Paul observed that Peter was engaging in behavior that was destructive to the church, so he confronted him.

“But when Peter came to Antioch, I had to oppose him publicly, speaking strongly against what he was doing, for it was very wrong. When he first arrived, he ate with the Gentile Christians, who don’t bother with circumcision. But afterward, when some Jewish friends of James came, Peter wouldn’t eat with the Gentiles anymore because he was afraid of what these legalists would say. Then the other Jewish Christians followed Peter’s hypocrisy, and even Barnabas was influenced to join them in their hypocrisy. When I saw that they were not following the truth of the Good News, I said to Peter in front of all the others, “Since you, a Jew by birth, have discarded the Jewish laws and are living like a Gentile, why are you trying to make these Gentiles obey the Jewish laws you abandoned” (Galatians 2:11-14 NLT)?

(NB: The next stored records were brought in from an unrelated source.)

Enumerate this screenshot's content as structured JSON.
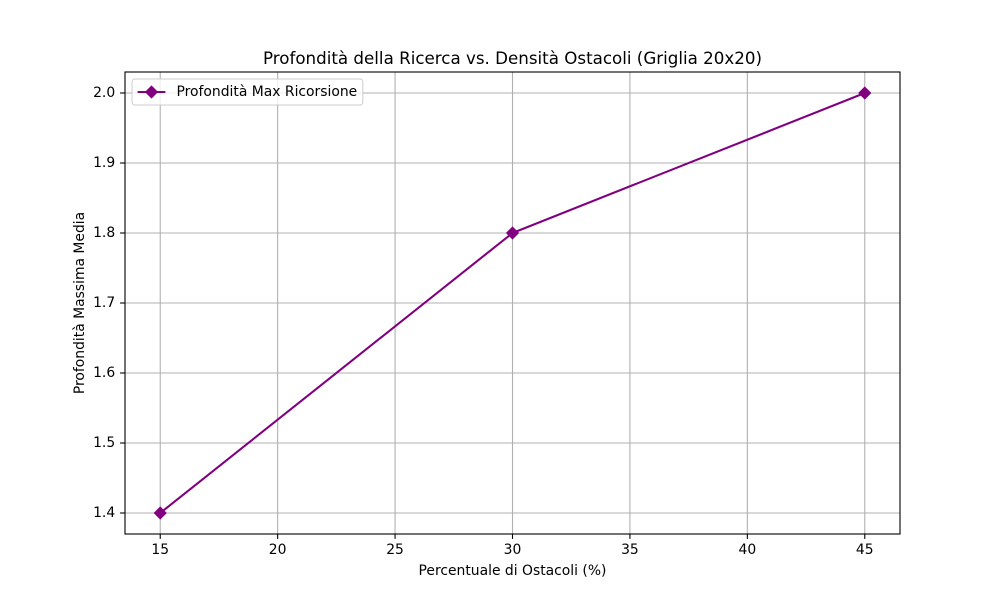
{
  "chart_data": {
    "type": "line",
    "title": "Profondità della Ricerca vs. Densità Ostacoli (Griglia 20x20)",
    "xlabel": "Percentuale di Ostacoli (%)",
    "ylabel": "Profondità Massima Media",
    "x": [
      15,
      30,
      45
    ],
    "series": [
      {
        "name": "Profondità Max Ricorsione",
        "values": [
          1.4,
          1.8,
          2.0
        ],
        "color": "#800080",
        "marker": "diamond"
      }
    ],
    "xlim": [
      13.5,
      46.5
    ],
    "ylim": [
      1.37,
      2.03
    ],
    "xticks": [
      15,
      20,
      25,
      30,
      35,
      40,
      45
    ],
    "xtick_labels": [
      "15",
      "20",
      "25",
      "30",
      "35",
      "40",
      "45"
    ],
    "yticks": [
      1.4,
      1.5,
      1.6,
      1.7,
      1.8,
      1.9,
      2.0
    ],
    "ytick_labels": [
      "1.4",
      "1.5",
      "1.6",
      "1.7",
      "1.8",
      "1.9",
      "2.0"
    ],
    "grid": true,
    "grid_color": "#b0b0b0",
    "legend_position": "upper left"
  }
}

Paul knew that many followers emulate their leader.  Therefore, a leader walking in error must be confronted.  Now some have said that Paul was probably envious of Peter because of his status as an original disciple, but this was not so.  Paul simply wanted to see Peter and the other leaders walk according to the truth of the gospel which declared that the circumcision laws were no longer in effect.  There was now no difference between Jews and Gentiles.  There was no need to prefer one group over the other.

Paul’s opposing Peter “to his face” is a clear definition of a confrontation, that is, coming together face to face.  Since Peter’s offence was public, Paul publicly rebuked him.  If public rebukes were practiced more today, perhaps we would have fewer instances of ungodly leadership.

Paul admonished us to confront any brother or sister overtaken in a fault.  We are not to be intimidated by anyone’s rank or background.